Le dernier voyage d’initiation
posté le 25 février 2010 |
catégorie interviews

A petits coups de vent, He Pao a réussi la fusion de l’Extrême-Orient et de l’Occident. Vink la laisse rentrer chez elle au bout d’une extraordinaire exploration de l’esprit.
Entretien
Né au Vietnam derrière une haie de bambous, Vink a découvert la bande dessinée aux Beaux-Arts de Liège à la fin des années 1960. Emerveillé par la délicatesse de son trait, le Journal de Tintin a publié le récit exotique de ses Contes et légendes du Vietnam en 1979. Mais c’est Charlie Mensuel qui révèle la vraie dimension poétique des aquarelles de l’auteur avec la saga du Moine fou dont l’intégrale lumineuse est aujourd’hui disponible chez Dargaud.
Vink poursuit son épopée artistique avec les voyages de la jeune He Pao sur la Route de la Soie, entre montagne et mousson, entre brigands et commerçants, entre pèlerins et libres penseurs.
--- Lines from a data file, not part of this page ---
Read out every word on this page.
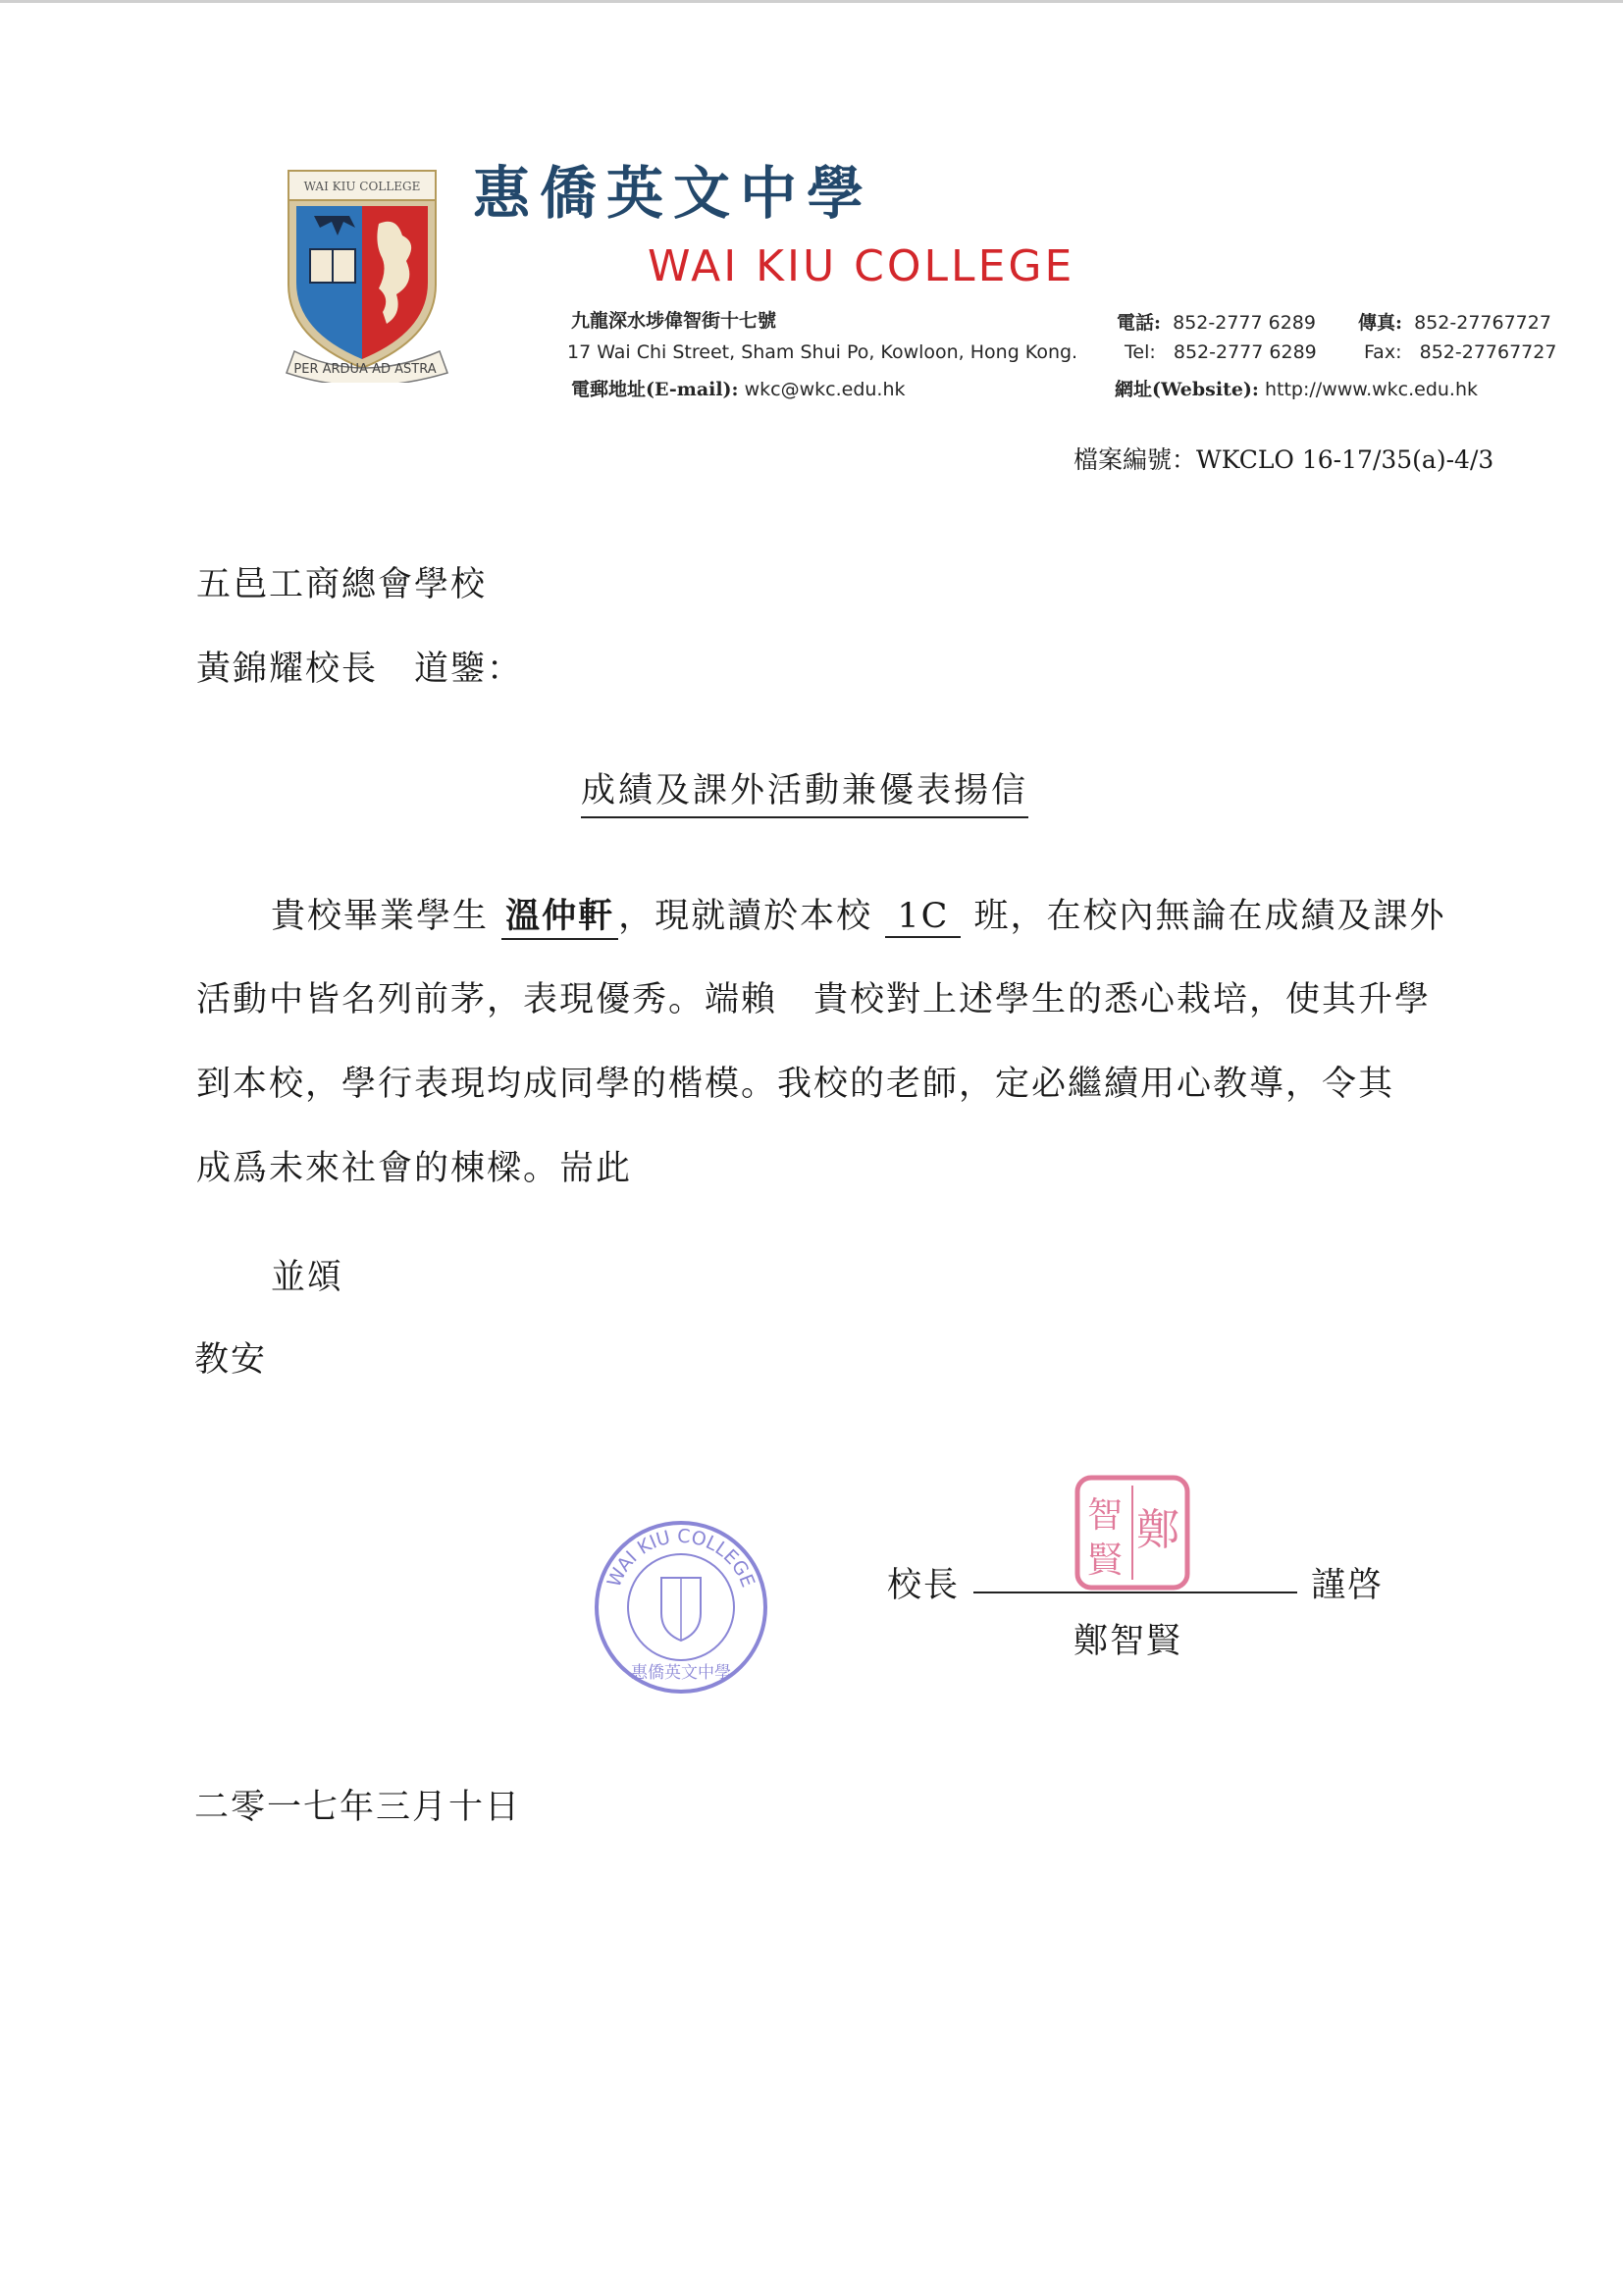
WAI KIU COLLEGE
PER ARDUA AD ASTRA
惠僑英文中學
WAI KIU COLLEGE
九龍深水埗偉智街十七號
17 Wai Chi Street, Sham Shui Po, Kowloon, Hong Kong.
電郵地址(E-mail): wkc@wkc.edu.hk
電話: 852-2777 6289 傳真: 852-27767727
Tel: 852-2777 6289	Fax: 852-27767727
網址(Website): http://www.wkc.edu.hk
檔案編號：WKCLO 16-17/35(a)-4/3
五邑工商總會學校
黃錦耀校長　道鑒：
成績及課外活動兼優表揚信
貴校畢業學生 溫仲軒 ，現就讀於本校 1C 班，在校內無論在成績及課外
活動中皆名列前茅，表現優秀。端賴　貴校對上述學生的悉心栽培，使其升學
到本校，學行表現均成同學的楷模。我校的老師，定必繼續用心教導，令其
成爲未來社會的棟樑。耑此
並頌
教安
WAI KIU COLLEGE
惠僑英文中學
校長	謹啓
鄭智賢
鄭
智
賢
二零一七年三月十日
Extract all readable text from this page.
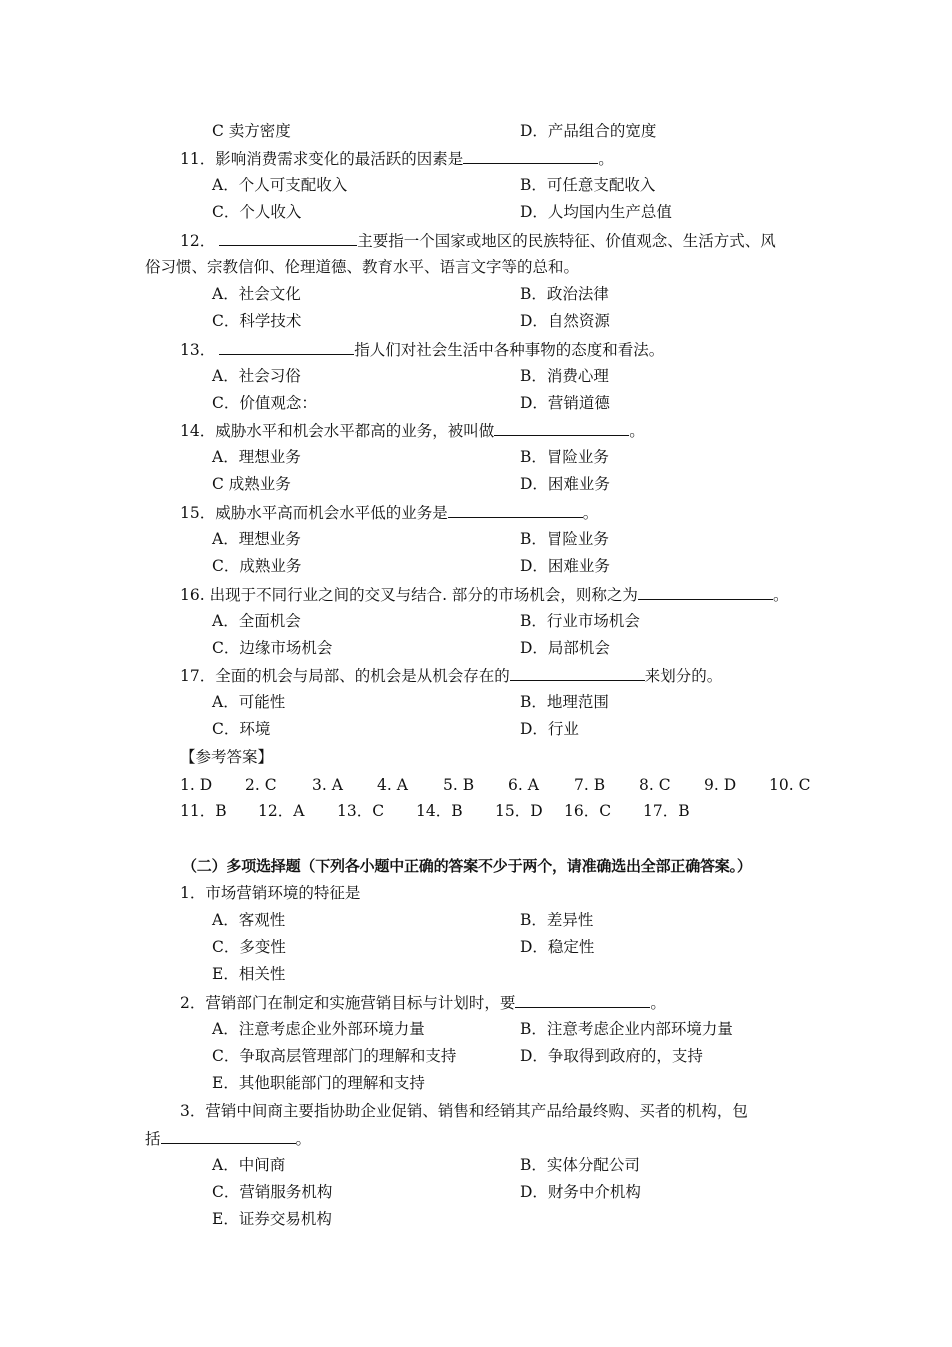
C 卖方密度	D．产品组合的宽度
11．影响消费需求变化的最活跃的因素是	。
A．个人可支配收入	B．可任意支配收入
C．个人收入	D．人均国内生产总值
12．	主要指一个国家或地区的民族特征、价值观念、生活方式、风
俗习惯、宗教信仰、伦理道德、教育水平、语言文字等的总和。
A．社会文化	B．政治法律
C．科学技术	D．自然资源
13．	指人们对社会生活中各种事物的态度和看法。
A．社会习俗	B．消费心理
C．价值观念：	D．营销道德
14．威胁水平和机会水平都高的业务，被叫做	。
A．理想业务	B．冒险业务
C 成熟业务	D．困难业务
15．威胁水平高而机会水平低的业务是	。
A．理想业务	B．冒险业务
C．成熟业务	D．困难业务
16. 出现于不同行业之间的交叉与结合. 部分的市场机会，则称之为	。
A．全面机会	B．行业市场机会
C．边缘市场机会	D．局部机会
17．全面的机会与局部、的机会是从机会存在的	来划分的。
A．可能性	B．地理范围
C．环境	D．行业
【参考答案】
1. D 2. C 3. A 4. A 5. B 6. A 7. B 8. C 9. D 10. C
11．B 12．A 13．C 14．B 15．D 16．C 17．B
（二）多项选择题（下列各小题中正确的答案不少于两个，请准确选出全部正确答案。）
1．市场营销环境的特征是
A．客观性	B．差异性
C．多变性	D．稳定性
E．相关性
2．营销部门在制定和实施营销目标与计划时，要	。
A．注意考虑企业外部环境力量	B．注意考虑企业内部环境力量
C．争取高层管理部门的理解和支持	D．争取得到政府的，支持
E．其他职能部门的理解和支持
3．营销中间商主要指协助企业促销、销售和经销其产品给最终购、买者的机构，包
括	。
A．中间商	B．实体分配公司
C．营销服务机构	D．财务中介机构
E．证券交易机构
Cette fresque sociale et philosophique s’achève aujourd’hui avec Un matin pour tout horizon. He Pao laisse derrière elle une guerre entre l’Orient et l’Occident qui n’est pas la sienne pour rentrer sur la terre où elle est née, celle de l’Empire romain.
Cette ultime aventure d’He Pao traverse le Bouthan, l’Inde, la Perse et la Terre sainte. Il vous restait tant de choses à raconter en chemin. Pourquoi vous arrêter ?
He Pao, c’est sept ans de ma vie, d’une vie très intéressante. Il fallait que je m’arrête parce que je ne pouvais plus la suivre. Quelque part, j’avais envie de vivre libre comme elle et la raconter devenait hors de ma portée. Les histoires d’He Pao comme celles du Moine fou ont été réalisées à l’aquarelle et là, j’ai envie dans le futur de travailler à la peinture à l’huile.
He Pao est une bande dessinée sur la découverte de soi, du corps et de l’esprit. Quelle philosophie de la vie cherchez-vous à dessiner ?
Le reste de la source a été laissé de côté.